Im damaligen Fall ging es um Ernährungsberatung und die Auslegung der Berufsordnung für Ärzte in Hessen. Im Urteil heißt es: „Ein Arzt, der in den Räumen seiner Praxis eine gewerbliche Ernährungsberatung durchführt, handelt weder berufsrechtswidrig noch wettbewerbswidrig, wenn er diese Tätigkeit im Übrigen von seiner freiberuflichen ärztlichen Tätigkeit in zeitlicher, organisatorischer, wirtschaftlicher und rechtlicher Hinsicht getrennt hält.“

Laut BGH soll so verhindert werden, dass das besondere Vertrauen in den Arztberuf zur Verkaufsförderung von Produkten missbraucht werde, die die Patienten nicht notwendigerweise für die Behandlung bräuchten. Im spezifischen Fall der Ernährungsberatung wurde argumentiert, dass Übergewicht zwar nicht stets krankhaft sei, aber eine Ernährungsberatung die medizinischen Erkenntnisse berücksichtigen sollte.
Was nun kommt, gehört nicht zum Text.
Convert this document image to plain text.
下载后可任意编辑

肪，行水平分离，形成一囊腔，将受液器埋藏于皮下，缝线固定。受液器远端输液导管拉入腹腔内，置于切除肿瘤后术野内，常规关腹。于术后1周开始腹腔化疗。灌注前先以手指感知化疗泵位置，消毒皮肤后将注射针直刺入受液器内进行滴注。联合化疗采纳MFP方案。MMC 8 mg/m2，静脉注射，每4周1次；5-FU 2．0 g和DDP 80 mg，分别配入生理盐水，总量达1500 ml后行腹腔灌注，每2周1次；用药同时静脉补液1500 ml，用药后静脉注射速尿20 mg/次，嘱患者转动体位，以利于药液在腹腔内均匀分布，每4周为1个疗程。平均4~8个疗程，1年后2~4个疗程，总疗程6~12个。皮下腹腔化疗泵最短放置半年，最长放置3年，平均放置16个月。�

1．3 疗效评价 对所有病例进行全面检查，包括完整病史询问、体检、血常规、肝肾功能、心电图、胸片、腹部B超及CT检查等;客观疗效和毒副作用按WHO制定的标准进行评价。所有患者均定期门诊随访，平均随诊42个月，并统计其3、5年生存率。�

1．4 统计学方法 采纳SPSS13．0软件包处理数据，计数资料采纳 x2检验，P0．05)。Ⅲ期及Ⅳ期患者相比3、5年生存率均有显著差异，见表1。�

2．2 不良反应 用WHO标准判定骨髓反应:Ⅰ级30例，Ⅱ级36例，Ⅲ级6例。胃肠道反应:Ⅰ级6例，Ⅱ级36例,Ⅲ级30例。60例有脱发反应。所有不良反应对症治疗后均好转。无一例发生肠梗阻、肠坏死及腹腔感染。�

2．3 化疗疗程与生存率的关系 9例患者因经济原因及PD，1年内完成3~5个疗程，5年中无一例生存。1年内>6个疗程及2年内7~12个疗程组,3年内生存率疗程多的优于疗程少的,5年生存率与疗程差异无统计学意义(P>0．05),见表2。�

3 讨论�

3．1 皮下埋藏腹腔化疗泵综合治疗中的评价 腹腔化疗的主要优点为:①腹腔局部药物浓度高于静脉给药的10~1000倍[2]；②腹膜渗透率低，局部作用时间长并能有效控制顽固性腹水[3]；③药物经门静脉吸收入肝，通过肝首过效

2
Ein weiteres BGH-Urteil vom Juli 2009 stellt laut Galderma klar, dass die Abgabe auch während der Sprechzeiten erfolgen darf, wenn dies zum notwendigen Bestandteil der ärztlichen Therapie gehört. Dem Arzt stehe dabei ein „erhebliches therapeutisches Ermessen“ zu.

In dem Fall ging es um einen Augenarzt, der die Patienten in seiner Praxis unter rund 60 Musterbrillen einer bestimmten Firma auswählen ließ und sogar die Einmessung durchführte. Der BGH hatte den Fall allerdings an die Vorinstanz zurückgewiesen, weil aus seiner Sicht die Vermittlung an die Optikerfirma „ohne hinreichenden Grund“ nicht erlaubt ist. Auch die Einmessung oder sogar Abgabe sei womöglich nur als „notwendiger Bestandteil der ärztlichen Therapie“ zulässig.
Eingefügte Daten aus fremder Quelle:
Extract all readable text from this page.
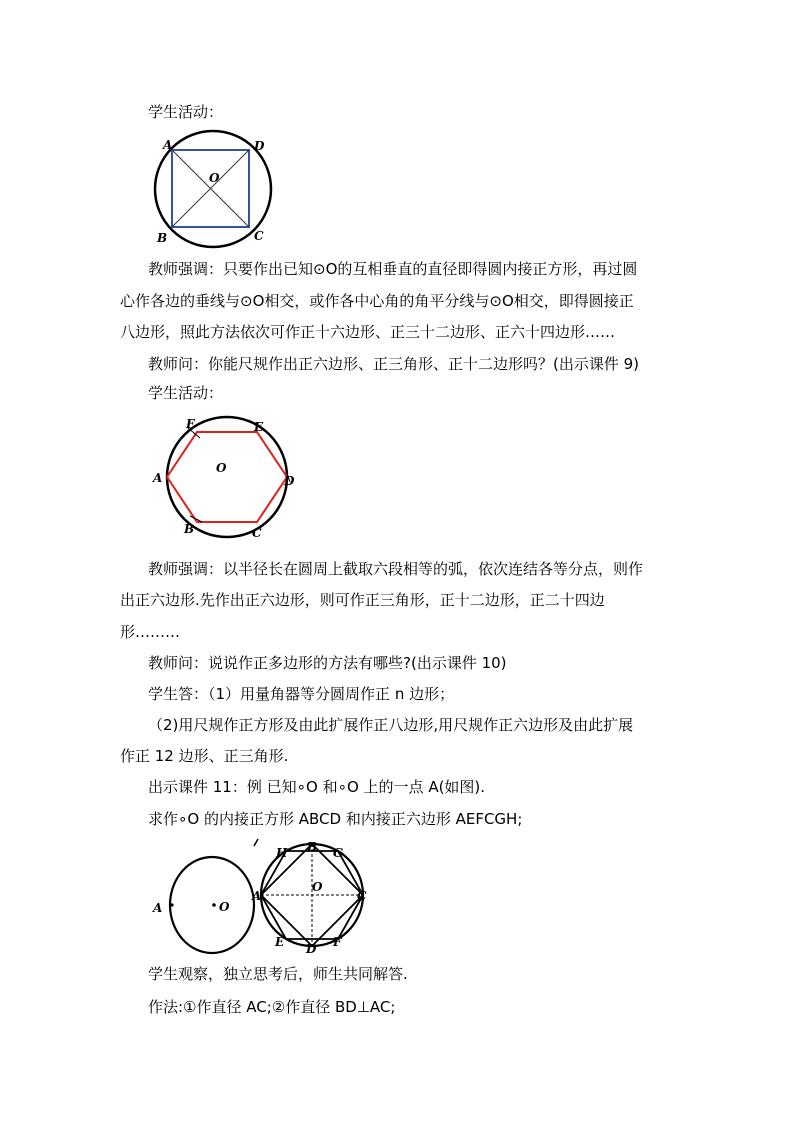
学生活动：
A	D
O
B	C
教师强调：只要作出已知⊙O的互相垂直的直径即得圆内接正方形，再过圆
心作各边的垂线与⊙O相交，或作各中心角的角平分线与⊙O相交，即得圆接正
八边形，照此方法依次可作正十六边形、正三十二边形、正六十四边形……
教师问：你能尺规作出正六边形、正三角形、正十二边形吗？(出示课件 9)
学生活动：
F	E
O
A	D
B	C
教师强调：以半径长在圆周上截取六段相等的弧，依次连结各等分点，则作
出正六边形.先作出正六边形，则可作正三角形，正十二边形，正二十四边
形………
教师问：说说作正多边形的方法有哪些?(出示课件 10)
学生答：（1）用量角器等分圆周作正 n 边形；
（2)用尺规作正方形及由此扩展作正八边形,用尺规作正六边形及由此扩展
作正 12 边形、正三角形.
出示课件 11：例 已知∘O 和∘O 上的一点 A(如图).
求作∘O 的内接正方形 ABCD 和内接正六边形 AEFCGH;
A	O
H B G
A
O
C
E D F
学生观察，独立思考后，师生共同解答.
作法:①作直径 AC;②作直径 BD⊥AC;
Am Ende wurde das Modell verboten, auch weil der BGH in seinem Urteil klargestellt hatte, dass merkantile Gesichtspunkte grundsätzlich vom Heilauftrag zu trennen seien.
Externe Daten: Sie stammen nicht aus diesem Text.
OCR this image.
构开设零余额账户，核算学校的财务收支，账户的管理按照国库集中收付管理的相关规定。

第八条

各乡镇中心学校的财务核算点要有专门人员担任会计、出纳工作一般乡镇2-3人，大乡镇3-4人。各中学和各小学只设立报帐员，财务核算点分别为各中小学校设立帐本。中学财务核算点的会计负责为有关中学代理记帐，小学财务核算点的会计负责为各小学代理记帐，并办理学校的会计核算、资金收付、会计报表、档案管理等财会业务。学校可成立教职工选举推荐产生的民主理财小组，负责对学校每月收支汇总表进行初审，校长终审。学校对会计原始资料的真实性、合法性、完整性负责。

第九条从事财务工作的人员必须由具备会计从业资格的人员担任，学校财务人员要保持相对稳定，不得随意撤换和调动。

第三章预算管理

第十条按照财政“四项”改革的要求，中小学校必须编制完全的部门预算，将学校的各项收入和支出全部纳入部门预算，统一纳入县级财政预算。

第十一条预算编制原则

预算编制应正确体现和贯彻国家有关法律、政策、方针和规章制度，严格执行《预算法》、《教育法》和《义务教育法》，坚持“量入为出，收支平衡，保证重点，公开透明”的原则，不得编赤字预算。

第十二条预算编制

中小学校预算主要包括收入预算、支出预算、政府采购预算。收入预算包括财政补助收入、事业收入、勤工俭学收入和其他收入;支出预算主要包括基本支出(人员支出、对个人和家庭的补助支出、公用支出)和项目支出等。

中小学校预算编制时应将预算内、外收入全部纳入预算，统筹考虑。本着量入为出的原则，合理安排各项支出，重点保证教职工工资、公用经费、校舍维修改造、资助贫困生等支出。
Galderma beruft sich trotzdem auf das Urteil und spannt den Bogen so weit, dass großzügig die eigenen Produkte mit eingeschlossen sind: „Diese höchstrichterliche Rechtssprechung hat festgelegt, dass auch in der Praxis während der Sprechstundenzeiten aus medizinischen Gründen (und das entscheidet nur der Arzt selber) und im therapeutischen Ermessen Produkte, z.B. Cetaphil, an Patineten, abgegeben werden dürfen.“

Auch betriebswirtschaftliche Tipps hat Galderma parat: So wird dem Arzt geraten, „medizinische Fachangestellte oder anderes Hilfspersonal aus seiner Praxis im Gewerbe als Verkäufer/in zu beschäftigen“, nicht aber ärztliches Personal. „Der Arzt sollte seiner Mitarbeiterin (schriftlich) eine Nebentätigkeit während der Praxiszeiten erlauben, damit diese den kaufmännischen Bereich, wie Produktabgabe, Abrechnung, etc. übernehmen kann“, heißt es in der Broschüre.

Hinweise zur praktischen Ausgestaltung folgen: Geeignet sei ein „Arbeitsvertrag auf Abruf auf 400-Euro-Basis mit einer pauschalierten Versteuerung der Einkünfte durch den Arbeitgeber“. Die Gesamtkosten für den Arbeitgeber betrügen damit rund 520 Euro im Monat.

Eigentlich bewirbt Galderma die Marken der Vertriebslinie Spirig als apothekenexklusiv. Doch Produkte wie Excipial Hydrolotion und Cetaphil Gesichtspflege werden auch direkt in Arztpraxen an die Kunden verkauft. Im Wartebereich gibt es mitunter Aufsteller mit den Produkten.

Apotheker sprechen von aggressiven Praktiken in diesem Bereich. Regelmäßig versorge der Galderma-Außendienst die Praxen der Dermatologen mit Mustern, heißt es. Abgewickelt wird das Geschäft über die Firma DVG Gesundheitslogistik, die zur GHD Gesundheits GmbH gehört.

Die Ware wird über Trans-o-flex in Großkartons direkt an die Arztpraxen geliefert, diese stellt teilweise auch die Quittungen aus. Mitunter werden die „Kosmetikinstitute“ auch von den Ehefrauen der Mediziner betrieben.